The Supreme Court cited Professor Gershowitz’s amicus brief for the workability of faraday bags and their use by law enforcement. The Court noted that faraday bags are “cheap, light-weight, and easy to use.” It also called the faraday bag solution a “reasonable response” for police to use to preserve evidence while waiting for a search warrant.

William & Mary's Appellate and Supreme Court Clinic filed the amicus brief and provided editorial support. Professor Gershowitz noted that he “was very fortunate to receive helpful editing and assistance from Tillman Breckenridge, the director of the Clinic and appellate specialist who regularly briefs cases in federal courts around the country.”

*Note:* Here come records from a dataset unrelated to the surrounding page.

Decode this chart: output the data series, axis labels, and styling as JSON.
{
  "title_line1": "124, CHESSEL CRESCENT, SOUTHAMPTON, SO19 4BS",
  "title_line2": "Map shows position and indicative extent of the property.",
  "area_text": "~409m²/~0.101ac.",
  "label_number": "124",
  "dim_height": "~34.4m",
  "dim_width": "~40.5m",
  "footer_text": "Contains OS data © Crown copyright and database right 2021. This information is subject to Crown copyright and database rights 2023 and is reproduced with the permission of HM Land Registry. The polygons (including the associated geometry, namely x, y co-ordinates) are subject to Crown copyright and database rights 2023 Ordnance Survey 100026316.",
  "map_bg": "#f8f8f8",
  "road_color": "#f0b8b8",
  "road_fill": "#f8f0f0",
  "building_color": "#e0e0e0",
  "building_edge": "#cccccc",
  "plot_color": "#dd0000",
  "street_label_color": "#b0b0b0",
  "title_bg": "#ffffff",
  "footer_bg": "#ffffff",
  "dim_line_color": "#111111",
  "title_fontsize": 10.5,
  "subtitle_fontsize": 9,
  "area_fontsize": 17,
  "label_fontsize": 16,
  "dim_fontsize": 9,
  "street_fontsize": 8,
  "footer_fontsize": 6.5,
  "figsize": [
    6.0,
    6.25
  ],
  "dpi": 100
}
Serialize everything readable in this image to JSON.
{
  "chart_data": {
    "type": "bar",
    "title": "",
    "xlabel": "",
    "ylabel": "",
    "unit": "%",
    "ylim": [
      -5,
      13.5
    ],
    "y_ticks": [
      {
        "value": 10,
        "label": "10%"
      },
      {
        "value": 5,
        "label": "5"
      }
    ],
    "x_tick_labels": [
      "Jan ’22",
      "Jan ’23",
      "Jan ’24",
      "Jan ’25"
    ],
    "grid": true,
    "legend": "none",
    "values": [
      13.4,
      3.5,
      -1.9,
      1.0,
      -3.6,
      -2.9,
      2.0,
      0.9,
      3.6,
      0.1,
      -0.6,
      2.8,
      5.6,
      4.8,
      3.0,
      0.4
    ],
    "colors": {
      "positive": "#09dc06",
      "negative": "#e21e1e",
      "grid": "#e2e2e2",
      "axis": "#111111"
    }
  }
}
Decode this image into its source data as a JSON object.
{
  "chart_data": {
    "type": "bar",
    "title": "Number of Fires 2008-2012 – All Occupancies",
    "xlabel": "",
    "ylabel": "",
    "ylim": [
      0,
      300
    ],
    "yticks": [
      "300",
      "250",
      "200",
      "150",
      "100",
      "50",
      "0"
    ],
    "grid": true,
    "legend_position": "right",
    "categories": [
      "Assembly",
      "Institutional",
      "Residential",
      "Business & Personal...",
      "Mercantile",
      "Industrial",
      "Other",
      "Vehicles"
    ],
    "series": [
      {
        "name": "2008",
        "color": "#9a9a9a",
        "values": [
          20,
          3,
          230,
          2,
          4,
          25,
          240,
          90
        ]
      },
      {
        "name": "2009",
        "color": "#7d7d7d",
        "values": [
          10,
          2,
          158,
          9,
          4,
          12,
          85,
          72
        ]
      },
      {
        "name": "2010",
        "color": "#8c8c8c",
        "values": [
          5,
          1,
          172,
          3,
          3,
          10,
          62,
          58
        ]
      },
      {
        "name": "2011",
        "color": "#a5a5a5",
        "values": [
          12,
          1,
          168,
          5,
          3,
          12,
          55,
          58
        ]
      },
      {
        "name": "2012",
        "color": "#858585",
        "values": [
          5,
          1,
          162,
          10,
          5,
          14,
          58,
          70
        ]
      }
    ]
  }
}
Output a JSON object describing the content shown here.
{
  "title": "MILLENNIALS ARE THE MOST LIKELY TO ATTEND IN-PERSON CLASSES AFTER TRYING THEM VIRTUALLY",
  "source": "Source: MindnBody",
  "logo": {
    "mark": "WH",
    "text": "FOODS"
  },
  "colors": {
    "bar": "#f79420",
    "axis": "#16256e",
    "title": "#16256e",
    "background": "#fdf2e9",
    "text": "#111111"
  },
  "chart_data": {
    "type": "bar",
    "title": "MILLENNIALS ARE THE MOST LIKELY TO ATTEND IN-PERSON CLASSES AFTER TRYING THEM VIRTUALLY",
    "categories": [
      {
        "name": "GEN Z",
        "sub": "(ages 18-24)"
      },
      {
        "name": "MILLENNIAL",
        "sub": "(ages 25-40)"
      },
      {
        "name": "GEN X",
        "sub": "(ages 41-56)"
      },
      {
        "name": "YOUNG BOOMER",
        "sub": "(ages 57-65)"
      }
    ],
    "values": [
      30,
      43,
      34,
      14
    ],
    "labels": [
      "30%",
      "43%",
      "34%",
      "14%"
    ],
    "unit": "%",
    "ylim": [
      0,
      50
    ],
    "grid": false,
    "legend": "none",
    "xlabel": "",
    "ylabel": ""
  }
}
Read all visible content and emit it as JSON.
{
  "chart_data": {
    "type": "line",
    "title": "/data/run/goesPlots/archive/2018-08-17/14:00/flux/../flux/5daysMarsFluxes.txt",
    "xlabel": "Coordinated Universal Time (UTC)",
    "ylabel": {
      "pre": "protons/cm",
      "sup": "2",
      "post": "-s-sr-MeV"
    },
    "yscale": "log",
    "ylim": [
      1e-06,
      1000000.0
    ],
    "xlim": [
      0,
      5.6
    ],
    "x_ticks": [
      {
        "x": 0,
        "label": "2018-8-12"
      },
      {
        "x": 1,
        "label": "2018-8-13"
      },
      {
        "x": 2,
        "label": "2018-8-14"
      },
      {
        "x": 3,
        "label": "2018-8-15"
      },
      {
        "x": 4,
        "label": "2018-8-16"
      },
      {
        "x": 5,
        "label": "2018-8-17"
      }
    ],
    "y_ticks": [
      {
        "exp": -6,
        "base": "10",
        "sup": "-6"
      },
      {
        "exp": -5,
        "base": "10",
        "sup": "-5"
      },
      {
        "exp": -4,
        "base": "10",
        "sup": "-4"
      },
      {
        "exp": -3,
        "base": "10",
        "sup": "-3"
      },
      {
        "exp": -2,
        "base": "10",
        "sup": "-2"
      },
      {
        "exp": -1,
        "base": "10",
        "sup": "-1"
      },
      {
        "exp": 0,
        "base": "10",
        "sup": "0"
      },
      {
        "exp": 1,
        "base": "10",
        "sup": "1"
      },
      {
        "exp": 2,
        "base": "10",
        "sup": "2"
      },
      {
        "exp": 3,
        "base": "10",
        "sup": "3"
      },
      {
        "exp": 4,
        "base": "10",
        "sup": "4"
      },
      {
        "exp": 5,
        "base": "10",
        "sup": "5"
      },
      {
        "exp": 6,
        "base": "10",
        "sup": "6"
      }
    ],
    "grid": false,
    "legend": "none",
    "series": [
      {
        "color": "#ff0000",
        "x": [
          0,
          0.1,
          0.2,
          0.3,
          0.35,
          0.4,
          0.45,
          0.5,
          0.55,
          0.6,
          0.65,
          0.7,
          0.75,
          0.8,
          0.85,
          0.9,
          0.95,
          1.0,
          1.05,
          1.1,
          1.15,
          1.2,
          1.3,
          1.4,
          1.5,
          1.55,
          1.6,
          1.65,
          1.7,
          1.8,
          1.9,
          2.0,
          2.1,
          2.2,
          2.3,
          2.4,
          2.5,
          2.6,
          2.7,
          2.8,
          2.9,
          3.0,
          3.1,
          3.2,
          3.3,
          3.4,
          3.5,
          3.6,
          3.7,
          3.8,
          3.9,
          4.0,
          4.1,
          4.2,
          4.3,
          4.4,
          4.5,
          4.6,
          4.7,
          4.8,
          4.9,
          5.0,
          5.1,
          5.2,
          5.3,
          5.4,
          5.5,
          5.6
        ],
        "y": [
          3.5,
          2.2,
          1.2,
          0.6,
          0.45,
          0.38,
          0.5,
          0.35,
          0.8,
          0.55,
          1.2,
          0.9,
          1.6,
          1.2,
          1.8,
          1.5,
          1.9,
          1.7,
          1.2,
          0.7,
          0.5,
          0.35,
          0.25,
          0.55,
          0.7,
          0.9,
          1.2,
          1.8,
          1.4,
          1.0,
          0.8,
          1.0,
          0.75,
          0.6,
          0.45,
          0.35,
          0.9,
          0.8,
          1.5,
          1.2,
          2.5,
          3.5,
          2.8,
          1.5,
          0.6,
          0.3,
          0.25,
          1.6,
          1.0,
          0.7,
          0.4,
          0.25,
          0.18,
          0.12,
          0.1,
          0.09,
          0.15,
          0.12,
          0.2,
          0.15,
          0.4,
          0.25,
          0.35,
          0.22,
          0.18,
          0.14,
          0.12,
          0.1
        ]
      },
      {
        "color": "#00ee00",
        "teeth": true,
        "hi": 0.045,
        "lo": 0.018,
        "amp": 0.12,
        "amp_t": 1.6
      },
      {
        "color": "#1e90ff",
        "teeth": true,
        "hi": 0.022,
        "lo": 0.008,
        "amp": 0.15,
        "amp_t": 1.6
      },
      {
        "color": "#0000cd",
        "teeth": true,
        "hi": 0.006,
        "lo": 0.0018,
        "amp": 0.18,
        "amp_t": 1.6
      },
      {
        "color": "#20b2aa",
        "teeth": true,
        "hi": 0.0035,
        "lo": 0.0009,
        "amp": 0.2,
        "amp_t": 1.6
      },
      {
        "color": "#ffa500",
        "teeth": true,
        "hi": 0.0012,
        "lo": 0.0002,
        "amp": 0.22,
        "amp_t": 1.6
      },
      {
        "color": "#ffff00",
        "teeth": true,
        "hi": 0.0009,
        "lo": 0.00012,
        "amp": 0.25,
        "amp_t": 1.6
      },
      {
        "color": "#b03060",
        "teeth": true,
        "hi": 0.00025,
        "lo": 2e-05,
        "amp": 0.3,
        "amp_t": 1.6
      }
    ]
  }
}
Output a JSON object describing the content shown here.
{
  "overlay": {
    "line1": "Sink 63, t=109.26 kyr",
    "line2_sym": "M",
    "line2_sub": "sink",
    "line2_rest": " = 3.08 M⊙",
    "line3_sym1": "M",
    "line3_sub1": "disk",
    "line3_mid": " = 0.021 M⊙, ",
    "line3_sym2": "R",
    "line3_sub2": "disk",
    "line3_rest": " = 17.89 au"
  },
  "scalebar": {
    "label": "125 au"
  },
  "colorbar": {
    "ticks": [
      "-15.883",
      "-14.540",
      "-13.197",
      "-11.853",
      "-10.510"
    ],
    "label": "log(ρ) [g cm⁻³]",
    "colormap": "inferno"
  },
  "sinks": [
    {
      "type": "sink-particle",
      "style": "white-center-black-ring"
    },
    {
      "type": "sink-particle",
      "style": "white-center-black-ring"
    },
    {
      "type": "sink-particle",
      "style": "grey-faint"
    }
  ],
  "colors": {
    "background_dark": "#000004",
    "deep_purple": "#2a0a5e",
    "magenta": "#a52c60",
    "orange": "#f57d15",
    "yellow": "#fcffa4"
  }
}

In addition to being cited by the Supreme Court, the amicus brief attracted considerable press attention. The brief was discussed in a New York Times article about warrantless cell phone searches, Supreme Court Taking Up Police Searches of Data Troves Known as Cell Phones. It was also profiled in U.S. Law Week in a March 18 post titled "Call It the 'MacGyver' Fix: Aluminum Foil May Solve Cell Phone Search Dilemma."

Gershowitz has written multiple articles on the legality of warrantless searches of cell phones. He recently published an article on the issue in the William & Mary Bill of Rights Journal titled "Seizing a Cell Phone Incident to Arrest: Data Extraction Devices, Faraday Bags, or Aluminum Foil as a Solution to the Warrantless Cell Phone Search Problem" (SSRN). The Wall Street Journal's LawBlog referenced the article in an August 2013 post titled "What Seized Cell Phones and Leftovers Have in Common."